Почти дойдя до поляны, он остановился и наконец увидел исполнителей заунывных песен: это были флагелланты, рассевшиеся вокруг полыхающего костра, над которым на нескольких вертелах жарилось мясо. Костлявый человек, в котором Витус тотчас узнал цугмейстера Арнульфа, поднялся и проверил, дошло ли мясо. Явно удовлетворенный результатом, он обратился к товарищам и потребовал тишины. Раскинув руки, он воскликнул зычным голосом:

– Господь, мы благодарим Тебя за пищу, которую Ты дал нам, возложившим на себя чужую вину. Господь, мы благодарим Тебя за пищу, которую Ты дал нам, хотя мы недостойные ходатаи. Господь, мы благодарим Тебя за пищу, которую Ты дал нам, пусть мы слабы телом. Твои доброта и милосердие, Твои милость и снисхождение искупают то, что на земле меряется разными мерами. Мы будем благоговейно вкушать Твою пищу, потому что она – плоть Твоя. Мы будем воспевать Тебе хвалу, покуда Ты дашь нам силы. – Набрав в легкие воздуха, он грянул запев:

Помилуй меня, Боже, по великой милости Твоей, и по множеству щедрот Твоих изгладь беззакония мои. Многократно омой меня от беззакония моего, и от греха моего очисти меня. Вечно буду славить Тебя за то, что Ты содеял, и уповать на имя Твое, ибо оно благо перед святыми Твоими…

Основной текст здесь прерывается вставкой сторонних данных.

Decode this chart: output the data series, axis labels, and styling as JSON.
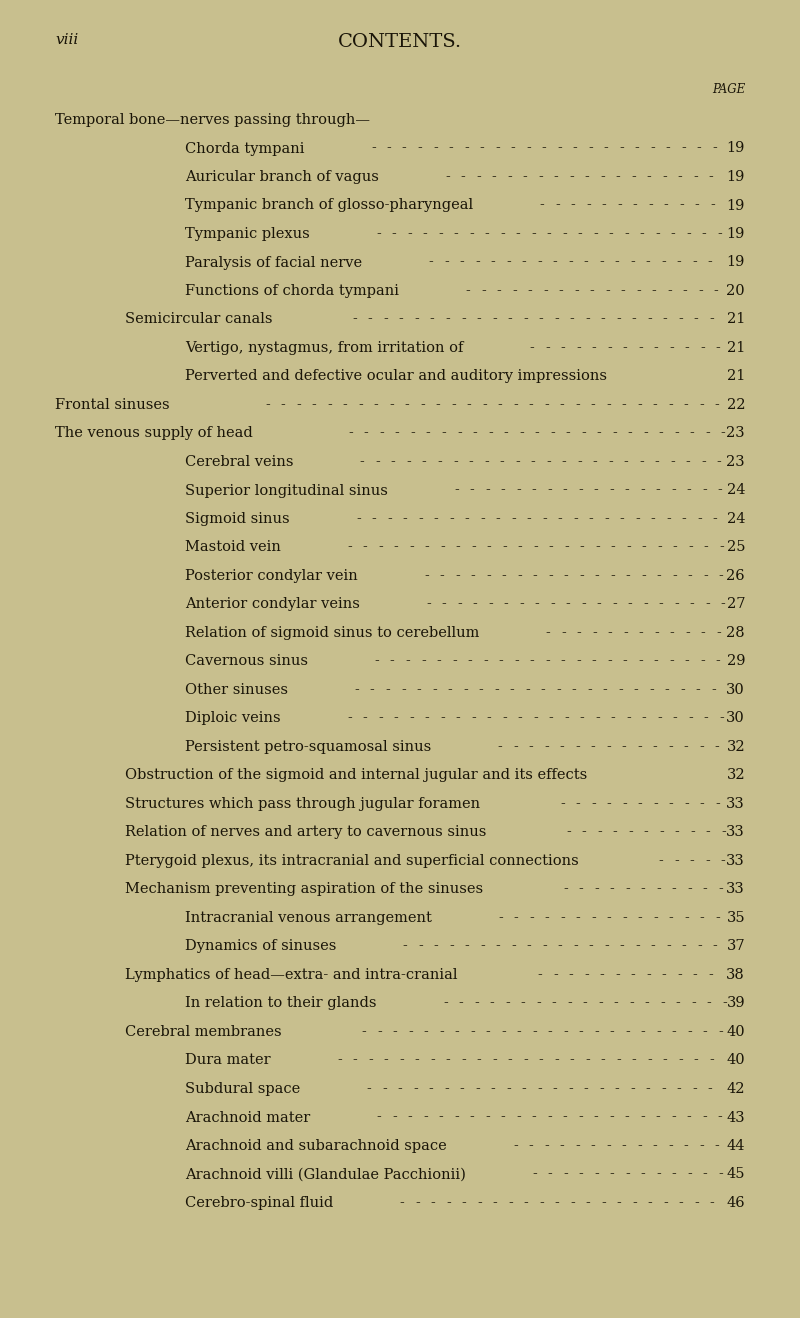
{
  "background_color": "#c8bf8e",
  "page_num": "viii",
  "title": "CONTENTS.",
  "page_label": "PAGE",
  "entries": [
    {
      "text": "Temporal bone—nerves passing through—",
      "indent": 0,
      "page": "",
      "dots": false
    },
    {
      "text": "Chorda tympani",
      "indent": 2,
      "page": "19",
      "dots": true
    },
    {
      "text": "Auricular branch of vagus",
      "indent": 2,
      "page": "19",
      "dots": true
    },
    {
      "text": "Tympanic branch of glosso-pharyngeal",
      "indent": 2,
      "page": "19",
      "dots": true
    },
    {
      "text": "Tympanic plexus",
      "indent": 2,
      "page": "19",
      "dots": true
    },
    {
      "text": "Paralysis of facial nerve",
      "indent": 2,
      "page": "19",
      "dots": true
    },
    {
      "text": "Functions of chorda tympani",
      "indent": 2,
      "page": "20",
      "dots": true
    },
    {
      "text": "Semicircular canals",
      "indent": 1,
      "page": "21",
      "dots": true
    },
    {
      "text": "Vertigo, nystagmus, from irritation of",
      "indent": 2,
      "page": "21",
      "dots": true
    },
    {
      "text": "Perverted and defective ocular and auditory impressions",
      "indent": 2,
      "page": "21",
      "dots": false
    },
    {
      "text": "Frontal sinuses",
      "indent": 0,
      "page": "22",
      "dots": true
    },
    {
      "text": "The venous supply of head",
      "indent": 0,
      "page": "23",
      "dots": true
    },
    {
      "text": "Cerebral veins",
      "indent": 2,
      "page": "23",
      "dots": true
    },
    {
      "text": "Superior longitudinal sinus",
      "indent": 2,
      "page": "24",
      "dots": true
    },
    {
      "text": "Sigmoid sinus",
      "indent": 2,
      "page": "24",
      "dots": true
    },
    {
      "text": "Mastoid vein",
      "indent": 2,
      "page": "25",
      "dots": true
    },
    {
      "text": "Posterior condylar vein",
      "indent": 2,
      "page": "26",
      "dots": true
    },
    {
      "text": "Anterior condylar veins",
      "indent": 2,
      "page": "27",
      "dots": true
    },
    {
      "text": "Relation of sigmoid sinus to cerebellum",
      "indent": 2,
      "page": "28",
      "dots": true
    },
    {
      "text": "Cavernous sinus",
      "indent": 2,
      "page": "29",
      "dots": true
    },
    {
      "text": "Other sinuses",
      "indent": 2,
      "page": "30",
      "dots": true
    },
    {
      "text": "Diploic veins",
      "indent": 2,
      "page": "30",
      "dots": true
    },
    {
      "text": "Persistent petro-squamosal sinus",
      "indent": 2,
      "page": "32",
      "dots": true
    },
    {
      "text": "Obstruction of the sigmoid and internal jugular and its effects",
      "indent": 1,
      "page": "32",
      "dots": false
    },
    {
      "text": "Structures which pass through jugular foramen",
      "indent": 1,
      "page": "33",
      "dots": true
    },
    {
      "text": "Relation of nerves and artery to cavernous sinus",
      "indent": 1,
      "page": "33",
      "dots": true
    },
    {
      "text": "Pterygoid plexus, its intracranial and superficial connections",
      "indent": 1,
      "page": "33",
      "dots": true
    },
    {
      "text": "Mechanism preventing aspiration of the sinuses",
      "indent": 1,
      "page": "33",
      "dots": true
    },
    {
      "text": "Intracranial venous arrangement",
      "indent": 2,
      "page": "35",
      "dots": true
    },
    {
      "text": "Dynamics of sinuses",
      "indent": 2,
      "page": "37",
      "dots": true
    },
    {
      "text": "Lymphatics of head—extra- and intra-cranial",
      "indent": 1,
      "page": "38",
      "dots": true
    },
    {
      "text": "In relation to their glands",
      "indent": 2,
      "page": "39",
      "dots": true
    },
    {
      "text": "Cerebral membranes",
      "indent": 1,
      "page": "40",
      "dots": true
    },
    {
      "text": "Dura mater",
      "indent": 2,
      "page": "40",
      "dots": true
    },
    {
      "text": "Subdural space",
      "indent": 2,
      "page": "42",
      "dots": true
    },
    {
      "text": "Arachnoid mater",
      "indent": 2,
      "page": "43",
      "dots": true
    },
    {
      "text": "Arachnoid and subarachnoid space",
      "indent": 2,
      "page": "44",
      "dots": true
    },
    {
      "text": "Arachnoid villi (Glandulae Pacchionii)",
      "indent": 2,
      "page": "45",
      "dots": true
    },
    {
      "text": "Cerebro-spinal fluid",
      "indent": 2,
      "page": "46",
      "dots": true
    }
  ],
  "text_color": "#1a1508",
  "font_size": 10.5,
  "title_font_size": 14,
  "page_num_font_size": 11
}
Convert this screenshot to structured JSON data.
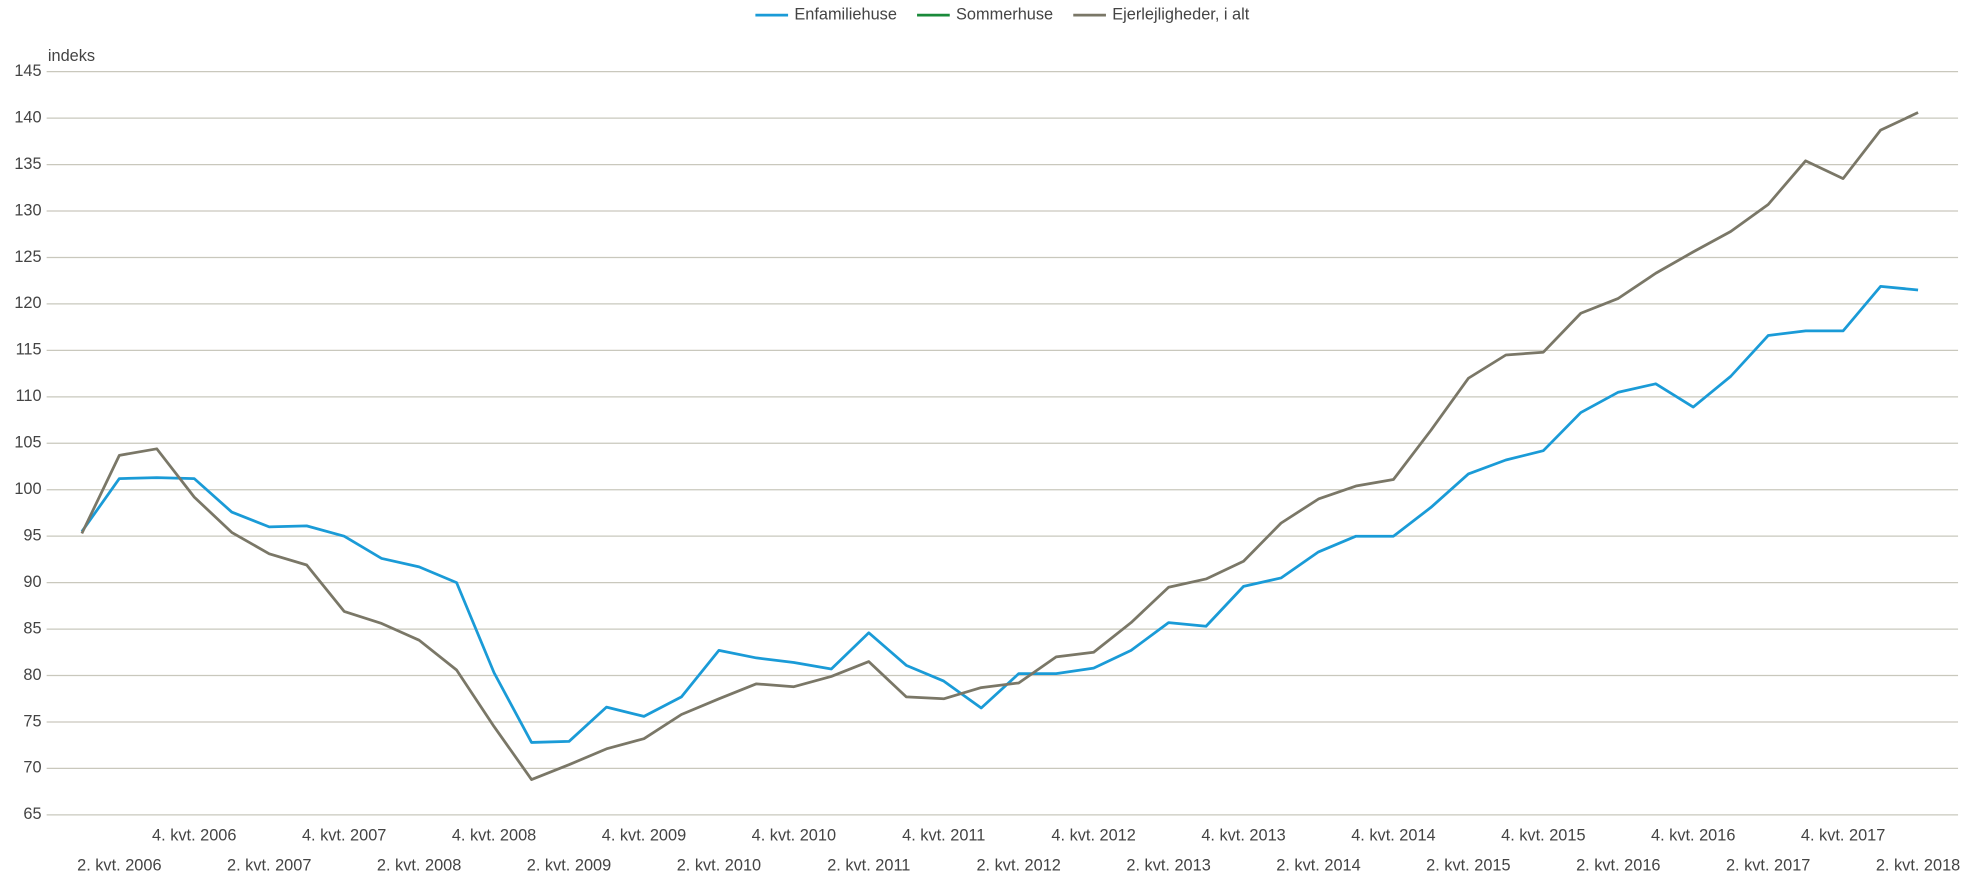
{
  "chart_data": {
    "type": "line",
    "y_label": "indeks",
    "categories": [
      null,
      "2. kvt. 2006",
      null,
      "4. kvt. 2006",
      null,
      "2. kvt. 2007",
      null,
      "4. kvt. 2007",
      null,
      "2. kvt. 2008",
      null,
      "4. kvt. 2008",
      null,
      "2. kvt. 2009",
      null,
      "4. kvt. 2009",
      null,
      "2. kvt. 2010",
      null,
      "4. kvt. 2010",
      null,
      "2. kvt. 2011",
      null,
      "4. kvt. 2011",
      null,
      "2. kvt. 2012",
      null,
      "4. kvt. 2012",
      null,
      "2. kvt. 2013",
      null,
      "4. kvt. 2013",
      null,
      "2. kvt. 2014",
      null,
      "4. kvt. 2014",
      null,
      "2. kvt. 2015",
      null,
      "4. kvt. 2015",
      null,
      "2. kvt. 2016",
      null,
      "4. kvt. 2016",
      null,
      "2. kvt. 2017",
      null,
      "4. kvt. 2017",
      null,
      "2. kvt. 2018"
    ],
    "series": [
      {
        "name": "Enfamiliehuse",
        "color": "#1a9bd7",
        "values": [
          95.5,
          101.2,
          101.3,
          101.2,
          97.6,
          96,
          96.1,
          95,
          92.6,
          91.7,
          90,
          80.3,
          72.8,
          72.9,
          76.6,
          75.6,
          77.7,
          82.7,
          81.9,
          81.4,
          80.7,
          84.6,
          81.1,
          79.4,
          76.5,
          80.2,
          80.2,
          80.8,
          82.7,
          85.7,
          85.3,
          89.6,
          90.5,
          93.3,
          95,
          95,
          98.1,
          101.7,
          103.2,
          104.2,
          108.3,
          110.5,
          111.4,
          108.9,
          112.2,
          116.6,
          117.1,
          117.1,
          121.9,
          121.5
        ]
      },
      {
        "name": "Sommerhuse",
        "color": "#1a8a3a",
        "values": [
          null,
          null,
          null,
          null,
          null,
          null,
          null,
          null,
          null,
          null,
          null,
          null,
          null,
          null,
          null,
          null,
          null,
          null,
          null,
          null,
          null,
          null,
          null,
          null,
          null,
          null,
          null,
          null,
          null,
          null,
          null,
          null,
          null,
          null,
          null,
          null,
          null,
          null,
          null,
          null,
          null,
          null,
          null,
          null,
          null,
          null,
          null,
          null,
          null,
          null
        ]
      },
      {
        "name": "Ejerlejligheder, i alt",
        "color": "#7a7767",
        "values": [
          95.3,
          103.7,
          104.4,
          99.2,
          95.4,
          93.1,
          91.9,
          86.9,
          85.6,
          83.8,
          80.6,
          74.5,
          68.8,
          70.4,
          72.1,
          73.2,
          75.8,
          77.5,
          79.1,
          78.8,
          79.9,
          81.5,
          77.7,
          77.5,
          78.7,
          79.2,
          82,
          82.5,
          85.7,
          89.5,
          90.4,
          92.3,
          96.4,
          99,
          100.4,
          101.1,
          106.4,
          112,
          114.5,
          114.8,
          119,
          120.6,
          123.3,
          125.6,
          127.8,
          130.7,
          135.4,
          133.5,
          138.7,
          140.6
        ]
      }
    ],
    "ylim": [
      65,
      145
    ],
    "yticks": [
      65,
      70,
      75,
      80,
      85,
      90,
      95,
      100,
      105,
      110,
      115,
      120,
      125,
      130,
      135,
      140,
      145
    ],
    "grid": true,
    "legend": "top"
  }
}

Арнульф пропел до конца, и все дружно выдохнули:

Амен!

Пошел следующий куплет, также повествовавший о недостойности людской и власти Единственного и также закончившийся возгласом «амен». Начался еще один…

Недоумевая, как долго еще собирался петь Арнульф и когда в конце концов начнется трапеза, Витус решил удалиться. На обратном пути к подворью он вдруг услышал тихие стоны, остановился и прислушался. Да, сомнений не было: кто-то жалобно скулил и стонал. Раздвинув кусты, отделявшие его от источника странных звуков, молодой человек в полумраке увидел скрючившуюся от боли мужскую фигуру, лежавшую на боку.

– Эй, что с тобой? – окликнул Витус приглушенным голосом.

Вместо ответа стонущий попытался быстро спрятаться в густых зарослях, но кирургик оказался проворнее. Не слишком резко, но с силой он вытащил беглеца наружу и увидел, что это совсем молоденький парнишка, вся верхняя часть тела которого представляла собою сплошную рану. Несомненно, один из флагеллантов, убежавший от собратьев.

– Не бойся, – проговорил Витус, – я только хочу помочь тебе. – Он опустился на корточки возле парня, чтобы вид его был менее угрожающим. – Как тебя зовут?

Юный флагеллант всхлипнул:

– Массимо.

– Хорошо, Массимо, мне кажется, ты больше не хочешь быть флагеллантом. Я прав?

Паренек кивнул. Лицо его исказила гримаса боли.

– Я больше не вынесу, – прошептал он. – Не выдержу бесконечных побоев и пыток.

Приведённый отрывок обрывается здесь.